Couturier finally develops into the 50-point Selke contender that he has threatened to become since draft day. Reclamation project Sam Gagner is a revelation, a newly-healthy Umberger is a useful depth forward and Lecavalier either reinvigorates his career under Hakstol or is quickly benched. The Flyers hit the playoffs a dangerous but flawed team and put a serious scare into one of the favorites, serving notice that this is a team on the rise.
WORST CASE SCENARIO
by Kurt R.
The defense is even worse than last year, as the same issues from last year still arise while Dave Hakstol’s systemic attempts to initiate offense from his defensemen fails to work with a slow, non-talented group – all making them look bad enough that Hextall can’t even deal any of them at the trade deadline.

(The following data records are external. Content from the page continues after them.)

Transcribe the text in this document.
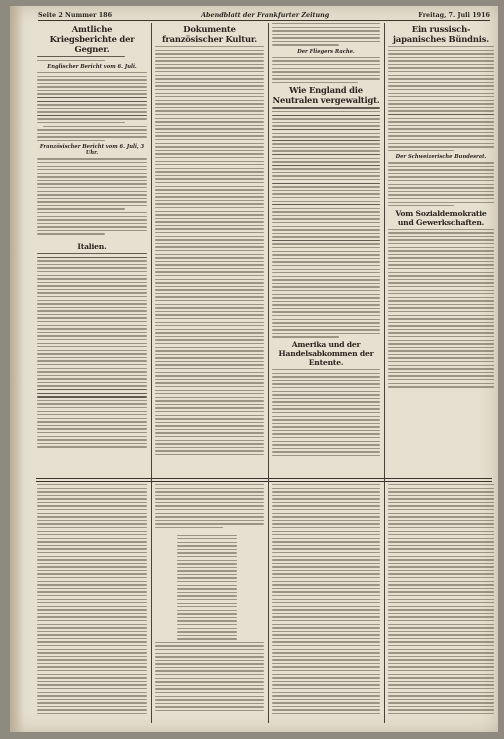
Seite 2 Nummer 186	Abendblatt der Frankfurter Zeitung	Freitag, 7. Juli 1916
Amtliche Kriegsberichte der Gegner.
Englischer Bericht vom 6. Juli.
Französischer Bericht vom 6. Juli, 3 Uhr.
Italien.
Dokumente französischer Kultur.
Der Fliegers Rache.
Wie England die Neutralen vergewaltigt.
Amerika und der Handelsabkommen der Entente.
Ein russisch-japanisches Bündnis.
Der Schweizerische Bundesrat.
Vom Sozialdemokratie und Gewerkschaften.
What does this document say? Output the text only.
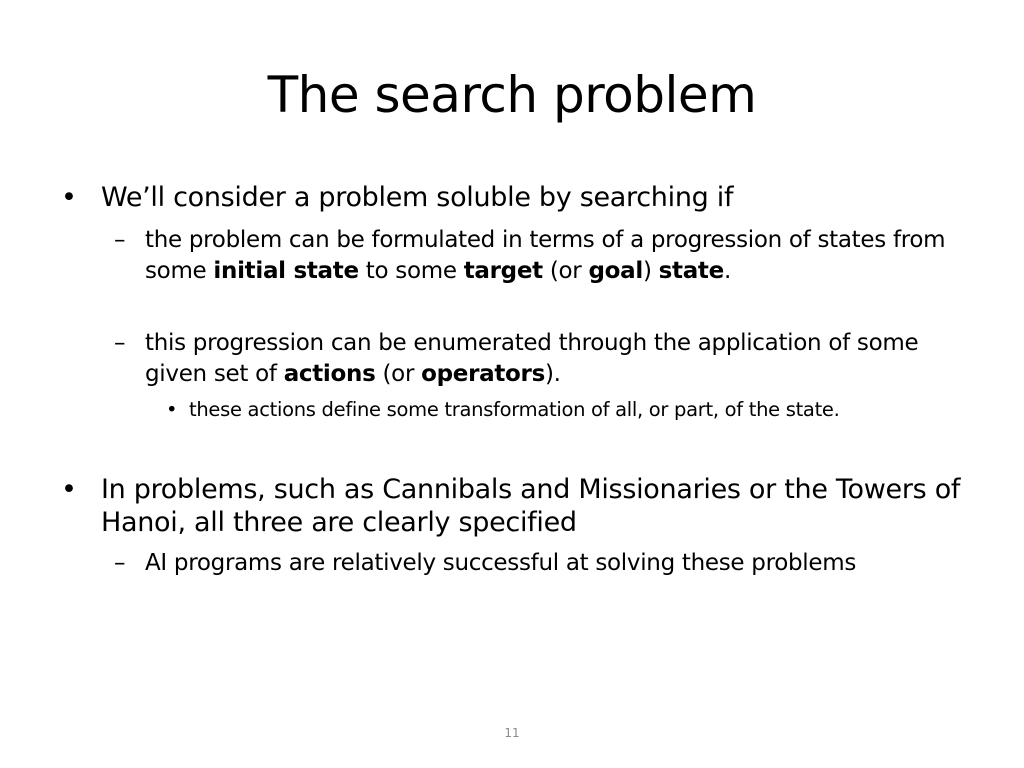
The search problem
• We’ll consider a problem soluble by searching if
– the problem can be formulated in terms of a progression of states from some initial state to some target (or goal) state.
– this progression can be enumerated through the application of some given set of actions (or operators).
• these actions define some transformation of all, or part, of the state.
• In problems, such as Cannibals and Missionaries or the Towers of Hanoi, all three are clearly specified
– AI programs are relatively successful at solving these problems
11
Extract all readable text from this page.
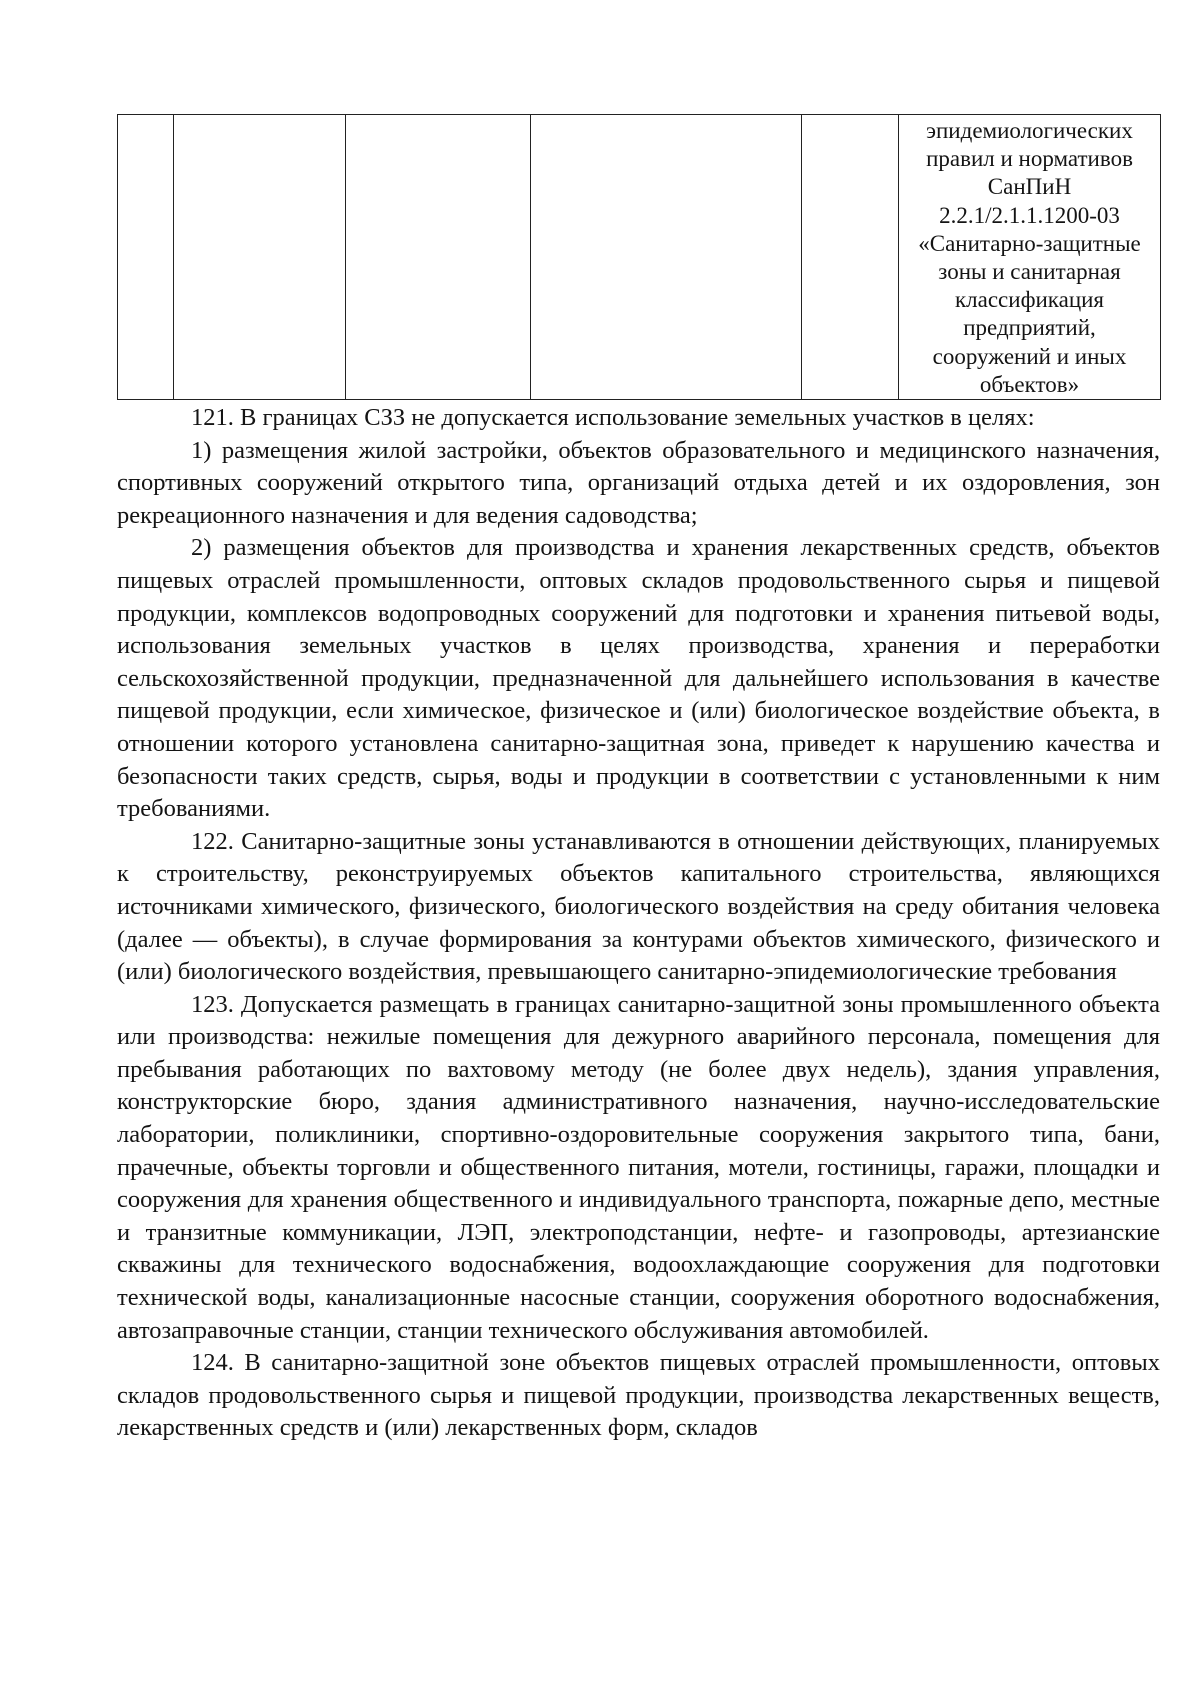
эпидемиологических
правил и нормативов
СанПиН
2.2.1/2.1.1.1200-03
«Санитарно-защитные
зоны и санитарная
классификация
предприятий,
сооружений и иных
объектов»

121. В границах СЗЗ не допускается использование земельных участков в целях:

1) размещения жилой застройки, объектов образовательного и медицинского назначения, спортивных сооружений открытого типа, организаций отдыха детей и их оздоровления, зон рекреационного назначения и для ведения садоводства;

2) размещения объектов для производства и хранения лекарственных средств, объектов пищевых отраслей промышленности, оптовых складов продовольственного сырья и пищевой продукции, комплексов водопроводных сооружений для подготовки и хранения питьевой воды, использования земельных участков в целях производства, хранения и переработки сельскохозяйственной продукции, предназначенной для дальнейшего использования в качестве пищевой продукции, если химическое, физическое и (или) биологическое воздействие объекта, в отношении которого установлена санитарно-защитная зона, приведет к нарушению качества и безопасности таких средств, сырья, воды и продукции в соответствии с установленными к ним требованиями.

122. Санитарно-защитные зоны устанавливаются в отношении действующих, планируемых к строительству, реконструируемых объектов капитального строительства, являющихся источниками химического, физического, биологического воздействия на среду обитания человека (далее — объекты), в случае формирования за контурами объектов химического, физического и (или) биологического воздействия, превышающего санитарно-эпидемиологические требования

123. Допускается размещать в границах санитарно-защитной зоны промышленного объекта или производства: нежилые помещения для дежурного аварийного персонала, помещения для пребывания работающих по вахтовому методу (не более двух недель), здания управления, конструкторские бюро, здания административного назначения, научно-исследовательские лаборатории, поликлиники, спортивно-оздоровительные сооружения закрытого типа, бани, прачечные, объекты торговли и общественного питания, мотели, гостиницы, гаражи, площадки и сооружения для хранения общественного и индивидуального транспорта, пожарные депо, местные и транзитные коммуникации, ЛЭП, электроподстанции, нефте- и газопроводы, артезианские скважины для технического водоснабжения, водоохлаждающие сооружения для подготовки технической воды, канализационные насосные станции, сооружения оборотного водоснабжения, автозаправочные станции, станции технического обслуживания автомобилей.

124. В санитарно-защитной зоне объектов пищевых отраслей промышленности, оптовых складов продовольственного сырья и пищевой продукции, производства лекарственных веществ, лекарственных средств и (или) лекарственных форм, складов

Up front, Voracek falls back from Art Ross contender to merely good, and the scoring depth isn’t there as the young forwards fail to break through yet again. Steve Mason doesn’t come close to repeating his elite 2014-15 season due to injuries and regression.
Hakstol’s first year is a mess, as the team finishes in the bottom third both offensively and defensively en route to a bottom-5 finish in the standings – but Giroux and Voracek keep them from being bad enough to have a serious shot at Auston Matthews.